CVE-2025-58669

Vulnerability

Overview

The Modern Minds Magento 2 WordPress Integration (m2wp) plugin for WordPress is vulnerable to a Stored Cross-Site Scripting (XSS) vulnerability due to improper neutralization of user-supplied input during web page generation. This issue affects all versions from n/a through 1.4.2.1 [1]. The vulnerability is classified as CWE-79 and has a CVSS v3 score of 5.9 (Medium) [1].

Exploitation

Details

Exploitation requires a privileged user role to initiate the attack, and successful exploitation requires user interaction, such as clicking a malicious link, visiting a crafted page, or submitting a form [1]. Once triggered, the attacker can inject arbitrary scripts that are stored on the server and executed when other users (including site visitors) access the affected page.

Impact

A successful attack allows a malicious actor to inject malicious scripts, including redirects, advertisements, and other HTML payloads, into the website.

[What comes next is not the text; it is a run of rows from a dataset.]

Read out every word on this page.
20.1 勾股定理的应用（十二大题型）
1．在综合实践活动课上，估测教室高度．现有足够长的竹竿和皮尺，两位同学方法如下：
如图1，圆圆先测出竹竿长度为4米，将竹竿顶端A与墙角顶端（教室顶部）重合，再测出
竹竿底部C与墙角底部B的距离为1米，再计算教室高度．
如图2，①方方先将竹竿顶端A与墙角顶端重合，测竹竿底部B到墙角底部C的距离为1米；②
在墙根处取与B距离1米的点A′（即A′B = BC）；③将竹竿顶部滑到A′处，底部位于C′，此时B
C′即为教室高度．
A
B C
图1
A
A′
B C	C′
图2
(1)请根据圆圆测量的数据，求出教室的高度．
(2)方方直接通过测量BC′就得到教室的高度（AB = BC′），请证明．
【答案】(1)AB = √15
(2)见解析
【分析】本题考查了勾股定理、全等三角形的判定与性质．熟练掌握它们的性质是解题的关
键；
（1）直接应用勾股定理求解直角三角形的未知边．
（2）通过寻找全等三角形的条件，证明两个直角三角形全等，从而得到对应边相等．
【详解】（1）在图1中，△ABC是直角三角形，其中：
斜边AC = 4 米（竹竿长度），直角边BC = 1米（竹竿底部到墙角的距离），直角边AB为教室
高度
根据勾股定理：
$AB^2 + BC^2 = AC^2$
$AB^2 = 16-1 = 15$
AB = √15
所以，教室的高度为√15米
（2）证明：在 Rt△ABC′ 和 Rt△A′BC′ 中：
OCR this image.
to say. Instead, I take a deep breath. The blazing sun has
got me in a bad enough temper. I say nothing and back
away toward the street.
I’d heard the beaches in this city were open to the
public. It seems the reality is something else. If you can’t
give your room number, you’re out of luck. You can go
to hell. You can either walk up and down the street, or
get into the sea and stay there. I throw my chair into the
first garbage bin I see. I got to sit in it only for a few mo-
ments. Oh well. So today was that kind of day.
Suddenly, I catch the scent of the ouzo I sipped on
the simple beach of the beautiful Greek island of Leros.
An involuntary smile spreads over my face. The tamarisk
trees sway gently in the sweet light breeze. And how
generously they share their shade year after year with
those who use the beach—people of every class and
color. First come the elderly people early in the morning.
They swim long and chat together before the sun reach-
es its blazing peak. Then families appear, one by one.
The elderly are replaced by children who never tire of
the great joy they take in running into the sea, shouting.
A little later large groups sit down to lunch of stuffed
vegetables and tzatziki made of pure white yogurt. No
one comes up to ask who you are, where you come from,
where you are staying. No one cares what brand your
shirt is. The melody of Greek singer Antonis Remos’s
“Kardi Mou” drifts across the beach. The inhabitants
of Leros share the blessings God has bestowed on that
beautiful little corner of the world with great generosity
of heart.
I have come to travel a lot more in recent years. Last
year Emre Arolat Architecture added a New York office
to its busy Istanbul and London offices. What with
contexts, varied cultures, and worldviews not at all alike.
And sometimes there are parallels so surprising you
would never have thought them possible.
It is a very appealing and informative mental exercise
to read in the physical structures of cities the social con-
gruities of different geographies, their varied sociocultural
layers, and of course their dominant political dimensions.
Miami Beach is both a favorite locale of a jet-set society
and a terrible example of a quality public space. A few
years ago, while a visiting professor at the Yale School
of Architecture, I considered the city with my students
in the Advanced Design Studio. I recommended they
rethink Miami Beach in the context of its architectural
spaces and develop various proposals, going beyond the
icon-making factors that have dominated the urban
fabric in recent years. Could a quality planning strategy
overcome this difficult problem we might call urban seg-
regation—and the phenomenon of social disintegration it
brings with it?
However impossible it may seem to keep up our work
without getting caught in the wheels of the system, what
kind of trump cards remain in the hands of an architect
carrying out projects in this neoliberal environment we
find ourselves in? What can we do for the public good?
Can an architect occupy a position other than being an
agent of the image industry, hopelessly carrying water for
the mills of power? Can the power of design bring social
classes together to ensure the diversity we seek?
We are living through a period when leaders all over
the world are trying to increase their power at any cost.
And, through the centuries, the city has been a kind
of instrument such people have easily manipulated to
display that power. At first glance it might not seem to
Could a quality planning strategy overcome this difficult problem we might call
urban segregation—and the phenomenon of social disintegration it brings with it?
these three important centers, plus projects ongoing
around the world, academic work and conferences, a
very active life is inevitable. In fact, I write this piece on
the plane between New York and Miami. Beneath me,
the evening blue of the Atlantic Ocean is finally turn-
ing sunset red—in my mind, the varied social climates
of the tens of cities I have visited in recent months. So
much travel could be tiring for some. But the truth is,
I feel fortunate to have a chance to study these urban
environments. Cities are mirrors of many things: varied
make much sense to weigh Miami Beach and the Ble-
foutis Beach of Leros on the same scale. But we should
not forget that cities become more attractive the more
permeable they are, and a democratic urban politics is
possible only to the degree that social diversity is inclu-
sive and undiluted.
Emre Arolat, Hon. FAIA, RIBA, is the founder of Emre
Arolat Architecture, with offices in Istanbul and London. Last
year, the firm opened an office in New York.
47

These scripts execute in the browsers of visitors, potentially leading to data theft, session hijacking, or defacement [1].

Mitigation

The vulnerability is actively exploited vulnerability is part of mass-exploit campaigns targeting thousands of websites. Immediate action is required immediate action is to update the affected plugin to a patched version. If updating is not possible, users should contact their hosting provider or web developer for assistance [1].